We ensued to compare our results regarding the distribution of the PPARγ2 polymorphisms with the available reports from different Arab populations. In agreement with our finding, Badii et al.,  could not confirm the potential association between this polymorphism and T2D among Qataris subjects but they reported a low frequency of the Ala allele (5.5% for diabetic and 5.9% for non diabetics) as compared to ours and to the previous reports in various Caucasians.

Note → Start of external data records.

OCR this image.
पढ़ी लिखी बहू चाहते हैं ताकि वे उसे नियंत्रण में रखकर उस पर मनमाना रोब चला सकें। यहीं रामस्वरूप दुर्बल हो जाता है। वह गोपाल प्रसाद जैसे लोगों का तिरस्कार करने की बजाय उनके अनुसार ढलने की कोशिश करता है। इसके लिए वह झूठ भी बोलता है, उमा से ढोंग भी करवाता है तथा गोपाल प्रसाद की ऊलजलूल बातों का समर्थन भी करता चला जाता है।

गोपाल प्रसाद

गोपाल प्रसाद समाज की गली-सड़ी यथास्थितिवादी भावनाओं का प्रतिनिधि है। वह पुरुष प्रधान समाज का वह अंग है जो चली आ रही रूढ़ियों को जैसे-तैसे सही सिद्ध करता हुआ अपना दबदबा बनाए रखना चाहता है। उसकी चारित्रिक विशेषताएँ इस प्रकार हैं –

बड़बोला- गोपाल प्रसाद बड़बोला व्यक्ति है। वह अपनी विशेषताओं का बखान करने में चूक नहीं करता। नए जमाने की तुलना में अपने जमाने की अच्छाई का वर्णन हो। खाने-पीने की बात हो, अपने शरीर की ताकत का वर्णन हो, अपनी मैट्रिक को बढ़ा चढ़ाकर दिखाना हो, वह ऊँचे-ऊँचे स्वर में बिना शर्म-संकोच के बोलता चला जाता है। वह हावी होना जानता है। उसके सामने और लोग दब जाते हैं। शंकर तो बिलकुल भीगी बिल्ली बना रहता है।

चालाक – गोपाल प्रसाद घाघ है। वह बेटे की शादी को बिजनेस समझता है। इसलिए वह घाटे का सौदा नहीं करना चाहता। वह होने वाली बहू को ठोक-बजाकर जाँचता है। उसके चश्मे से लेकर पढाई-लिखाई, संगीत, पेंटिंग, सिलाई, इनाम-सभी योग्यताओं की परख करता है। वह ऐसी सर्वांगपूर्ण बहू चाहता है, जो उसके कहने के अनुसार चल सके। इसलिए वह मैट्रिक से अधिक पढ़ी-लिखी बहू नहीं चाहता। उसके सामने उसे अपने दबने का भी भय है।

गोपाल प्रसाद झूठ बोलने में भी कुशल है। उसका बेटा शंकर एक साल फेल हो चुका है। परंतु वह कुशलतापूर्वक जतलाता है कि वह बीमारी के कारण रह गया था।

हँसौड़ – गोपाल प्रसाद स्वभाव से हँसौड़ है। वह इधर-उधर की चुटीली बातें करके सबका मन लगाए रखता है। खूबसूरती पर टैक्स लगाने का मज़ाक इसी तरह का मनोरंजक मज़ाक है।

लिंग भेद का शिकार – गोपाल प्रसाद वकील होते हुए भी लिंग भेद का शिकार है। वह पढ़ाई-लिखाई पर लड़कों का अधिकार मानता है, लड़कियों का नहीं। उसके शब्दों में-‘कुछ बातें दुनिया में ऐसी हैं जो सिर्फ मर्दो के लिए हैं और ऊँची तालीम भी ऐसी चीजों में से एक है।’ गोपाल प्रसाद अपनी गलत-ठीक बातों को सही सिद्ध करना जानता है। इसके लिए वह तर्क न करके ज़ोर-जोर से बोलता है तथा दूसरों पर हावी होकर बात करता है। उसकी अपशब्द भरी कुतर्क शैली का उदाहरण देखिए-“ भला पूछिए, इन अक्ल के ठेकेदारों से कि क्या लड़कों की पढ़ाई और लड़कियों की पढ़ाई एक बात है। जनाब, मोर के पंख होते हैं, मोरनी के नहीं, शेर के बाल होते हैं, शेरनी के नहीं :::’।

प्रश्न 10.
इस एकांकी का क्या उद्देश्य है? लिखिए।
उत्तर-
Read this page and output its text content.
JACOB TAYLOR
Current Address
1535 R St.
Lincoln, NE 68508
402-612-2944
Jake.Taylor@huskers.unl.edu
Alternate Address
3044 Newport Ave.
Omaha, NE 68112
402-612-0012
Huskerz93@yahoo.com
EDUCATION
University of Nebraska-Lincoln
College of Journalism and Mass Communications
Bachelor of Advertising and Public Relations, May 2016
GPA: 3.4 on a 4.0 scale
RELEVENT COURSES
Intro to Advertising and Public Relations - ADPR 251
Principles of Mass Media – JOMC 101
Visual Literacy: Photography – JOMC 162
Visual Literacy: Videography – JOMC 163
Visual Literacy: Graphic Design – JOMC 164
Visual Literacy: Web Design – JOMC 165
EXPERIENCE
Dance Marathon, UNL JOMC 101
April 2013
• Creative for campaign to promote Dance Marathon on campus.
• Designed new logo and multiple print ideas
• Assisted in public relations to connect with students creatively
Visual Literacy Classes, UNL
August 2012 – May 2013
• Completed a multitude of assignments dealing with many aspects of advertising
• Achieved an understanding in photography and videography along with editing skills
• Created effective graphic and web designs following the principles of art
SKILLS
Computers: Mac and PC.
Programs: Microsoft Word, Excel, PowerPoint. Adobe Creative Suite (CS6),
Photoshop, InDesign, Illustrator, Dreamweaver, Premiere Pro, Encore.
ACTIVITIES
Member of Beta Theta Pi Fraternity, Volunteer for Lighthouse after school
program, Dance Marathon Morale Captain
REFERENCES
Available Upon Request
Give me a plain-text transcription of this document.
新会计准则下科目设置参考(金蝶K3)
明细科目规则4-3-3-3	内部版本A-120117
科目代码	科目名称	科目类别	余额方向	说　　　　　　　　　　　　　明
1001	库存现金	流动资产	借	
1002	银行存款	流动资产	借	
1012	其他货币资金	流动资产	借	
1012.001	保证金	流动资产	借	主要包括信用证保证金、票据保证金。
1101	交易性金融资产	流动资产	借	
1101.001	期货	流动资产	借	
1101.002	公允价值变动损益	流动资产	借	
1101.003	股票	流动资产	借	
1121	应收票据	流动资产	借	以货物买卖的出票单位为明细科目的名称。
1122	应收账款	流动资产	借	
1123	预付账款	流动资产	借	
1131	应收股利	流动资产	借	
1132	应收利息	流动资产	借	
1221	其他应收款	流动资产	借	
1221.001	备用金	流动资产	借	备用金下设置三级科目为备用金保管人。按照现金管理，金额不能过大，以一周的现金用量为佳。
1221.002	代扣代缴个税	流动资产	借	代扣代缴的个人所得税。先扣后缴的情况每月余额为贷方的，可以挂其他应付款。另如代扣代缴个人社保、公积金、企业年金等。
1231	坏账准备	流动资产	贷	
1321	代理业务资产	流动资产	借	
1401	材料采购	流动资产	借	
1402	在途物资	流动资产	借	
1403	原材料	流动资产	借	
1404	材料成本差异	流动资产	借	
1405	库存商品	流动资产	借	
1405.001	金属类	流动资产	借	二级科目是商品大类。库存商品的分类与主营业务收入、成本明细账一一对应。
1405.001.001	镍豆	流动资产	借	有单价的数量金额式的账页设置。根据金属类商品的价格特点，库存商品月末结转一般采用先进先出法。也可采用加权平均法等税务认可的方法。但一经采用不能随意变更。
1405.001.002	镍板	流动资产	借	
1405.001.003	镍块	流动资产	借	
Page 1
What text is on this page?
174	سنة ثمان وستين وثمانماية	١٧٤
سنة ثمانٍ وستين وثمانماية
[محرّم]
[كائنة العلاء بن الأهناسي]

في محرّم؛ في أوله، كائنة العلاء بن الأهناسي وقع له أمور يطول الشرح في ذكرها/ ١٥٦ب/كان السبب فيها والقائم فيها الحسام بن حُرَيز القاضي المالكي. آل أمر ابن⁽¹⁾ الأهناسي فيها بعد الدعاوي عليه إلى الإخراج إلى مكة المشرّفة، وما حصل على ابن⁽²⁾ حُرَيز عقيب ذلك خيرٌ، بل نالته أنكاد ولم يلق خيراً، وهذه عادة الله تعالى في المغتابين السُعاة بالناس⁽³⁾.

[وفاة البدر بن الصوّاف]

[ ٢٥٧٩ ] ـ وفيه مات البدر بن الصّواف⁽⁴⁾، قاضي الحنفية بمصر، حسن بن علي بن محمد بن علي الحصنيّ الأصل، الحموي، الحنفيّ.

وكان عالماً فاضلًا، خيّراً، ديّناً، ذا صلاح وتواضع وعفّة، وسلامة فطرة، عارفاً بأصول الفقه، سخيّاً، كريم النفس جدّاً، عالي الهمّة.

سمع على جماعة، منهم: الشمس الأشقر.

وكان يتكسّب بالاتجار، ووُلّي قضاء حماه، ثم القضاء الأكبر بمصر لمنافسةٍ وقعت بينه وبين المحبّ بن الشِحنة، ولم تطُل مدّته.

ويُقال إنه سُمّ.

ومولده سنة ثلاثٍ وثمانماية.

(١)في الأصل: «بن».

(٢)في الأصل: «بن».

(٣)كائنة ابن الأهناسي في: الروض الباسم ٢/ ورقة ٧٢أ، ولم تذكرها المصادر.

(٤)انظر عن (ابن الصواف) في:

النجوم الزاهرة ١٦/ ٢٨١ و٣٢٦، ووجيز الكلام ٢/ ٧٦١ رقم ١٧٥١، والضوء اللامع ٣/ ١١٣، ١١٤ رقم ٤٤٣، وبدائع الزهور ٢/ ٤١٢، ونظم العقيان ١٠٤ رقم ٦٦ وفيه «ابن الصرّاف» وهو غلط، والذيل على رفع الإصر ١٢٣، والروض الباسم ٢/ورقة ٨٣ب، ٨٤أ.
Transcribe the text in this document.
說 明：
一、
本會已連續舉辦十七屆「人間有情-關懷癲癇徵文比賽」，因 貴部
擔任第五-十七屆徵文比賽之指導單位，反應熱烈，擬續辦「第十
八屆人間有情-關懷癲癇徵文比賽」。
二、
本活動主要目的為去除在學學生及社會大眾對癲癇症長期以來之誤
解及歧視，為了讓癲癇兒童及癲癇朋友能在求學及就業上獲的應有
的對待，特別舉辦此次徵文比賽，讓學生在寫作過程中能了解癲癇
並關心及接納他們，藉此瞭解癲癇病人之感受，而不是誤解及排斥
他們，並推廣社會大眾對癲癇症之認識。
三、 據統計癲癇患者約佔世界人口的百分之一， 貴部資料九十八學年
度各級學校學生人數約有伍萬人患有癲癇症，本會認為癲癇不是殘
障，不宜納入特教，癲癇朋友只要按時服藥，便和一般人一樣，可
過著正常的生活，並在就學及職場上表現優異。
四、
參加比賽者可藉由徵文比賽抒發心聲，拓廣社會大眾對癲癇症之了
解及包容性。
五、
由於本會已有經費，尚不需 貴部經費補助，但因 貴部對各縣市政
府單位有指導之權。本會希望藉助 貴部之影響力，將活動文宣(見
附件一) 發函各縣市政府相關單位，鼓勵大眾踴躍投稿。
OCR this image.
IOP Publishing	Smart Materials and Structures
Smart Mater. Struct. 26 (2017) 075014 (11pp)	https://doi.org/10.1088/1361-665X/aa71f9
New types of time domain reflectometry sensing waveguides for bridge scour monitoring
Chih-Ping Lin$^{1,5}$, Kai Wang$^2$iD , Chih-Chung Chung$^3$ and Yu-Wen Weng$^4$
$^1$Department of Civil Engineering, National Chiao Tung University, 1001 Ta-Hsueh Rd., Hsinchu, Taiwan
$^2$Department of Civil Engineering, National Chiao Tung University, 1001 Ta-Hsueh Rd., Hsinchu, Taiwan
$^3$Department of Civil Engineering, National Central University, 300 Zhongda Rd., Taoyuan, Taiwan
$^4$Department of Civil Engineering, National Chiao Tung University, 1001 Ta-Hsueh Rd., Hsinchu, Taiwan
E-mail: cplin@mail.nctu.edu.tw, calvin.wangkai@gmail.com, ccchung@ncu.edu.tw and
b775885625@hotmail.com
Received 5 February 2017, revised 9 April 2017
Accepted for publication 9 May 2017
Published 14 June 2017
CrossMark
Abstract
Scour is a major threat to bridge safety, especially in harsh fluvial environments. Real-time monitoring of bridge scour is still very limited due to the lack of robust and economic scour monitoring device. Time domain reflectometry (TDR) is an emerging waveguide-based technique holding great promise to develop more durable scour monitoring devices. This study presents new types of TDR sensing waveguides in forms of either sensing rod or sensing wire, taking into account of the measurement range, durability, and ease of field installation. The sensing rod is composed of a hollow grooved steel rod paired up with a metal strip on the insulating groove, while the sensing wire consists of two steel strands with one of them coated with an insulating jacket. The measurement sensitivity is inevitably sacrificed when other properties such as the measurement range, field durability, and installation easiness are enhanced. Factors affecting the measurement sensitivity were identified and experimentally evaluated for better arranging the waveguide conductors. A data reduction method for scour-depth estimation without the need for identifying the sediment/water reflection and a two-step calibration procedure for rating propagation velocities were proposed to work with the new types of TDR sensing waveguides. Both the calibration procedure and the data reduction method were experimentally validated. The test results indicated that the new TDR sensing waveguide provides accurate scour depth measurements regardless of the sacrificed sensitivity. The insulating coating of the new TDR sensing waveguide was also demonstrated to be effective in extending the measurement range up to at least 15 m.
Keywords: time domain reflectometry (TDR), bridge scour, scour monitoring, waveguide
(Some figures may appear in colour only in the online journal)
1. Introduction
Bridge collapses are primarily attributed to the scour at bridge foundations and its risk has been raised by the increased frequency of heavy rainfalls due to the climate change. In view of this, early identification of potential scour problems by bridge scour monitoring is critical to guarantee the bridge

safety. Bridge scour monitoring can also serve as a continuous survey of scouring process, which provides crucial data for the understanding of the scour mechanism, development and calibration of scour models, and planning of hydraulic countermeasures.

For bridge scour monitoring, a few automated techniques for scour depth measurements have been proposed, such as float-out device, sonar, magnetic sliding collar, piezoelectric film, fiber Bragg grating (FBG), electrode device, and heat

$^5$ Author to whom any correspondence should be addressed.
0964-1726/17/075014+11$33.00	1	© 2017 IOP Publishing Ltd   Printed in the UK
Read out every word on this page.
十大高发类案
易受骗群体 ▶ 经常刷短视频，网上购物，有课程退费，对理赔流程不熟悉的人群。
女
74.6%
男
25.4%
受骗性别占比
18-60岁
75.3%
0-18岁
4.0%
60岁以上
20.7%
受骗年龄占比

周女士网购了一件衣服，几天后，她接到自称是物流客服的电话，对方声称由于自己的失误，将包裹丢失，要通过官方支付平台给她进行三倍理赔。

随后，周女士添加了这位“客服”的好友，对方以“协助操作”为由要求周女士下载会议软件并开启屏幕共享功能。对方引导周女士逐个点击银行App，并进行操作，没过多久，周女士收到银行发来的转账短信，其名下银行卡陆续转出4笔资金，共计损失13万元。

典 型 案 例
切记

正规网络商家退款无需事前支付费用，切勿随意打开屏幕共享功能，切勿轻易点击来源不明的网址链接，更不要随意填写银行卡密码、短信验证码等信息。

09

In Tunisia, several researchers examined the association of the genetic variation of the PPARγ2 with the susceptibility to T2D and concluded that the PPARγ2 is unlikely to be responsible for T2D in the Tunisian population [43-45].
These discrepancies between studies related to these polymorphisms may be partly explained by the presence of a gene-gene or gene-environment interaction. The controversial findings may also be related to information bias caused by the studies design and the selection criteria of patients. In addition, the prevalence of these polymorphisms; which varies greatly among populations, and may be very low in some of them, may contribute to the inconsistent results by affecting the statistical power of the comparisons.
In conclusion, the present study describes a significantly higher risk for diabetes among carriers of the T allele of the C1431T polymorphism, while it reports lack of association of the Pro12Ala variants with T2D. We also found no evidence of an association between the studied variants of PPARγ2 gene with DR in the T2D patients. Thus, the PPARγ2 C1431T variant seems to confer risk for the development of T2D but not for its chronic complications. Finally, since the lack of association might come from the small sample size, further studies on larger sample sizes are required to verify the present observation.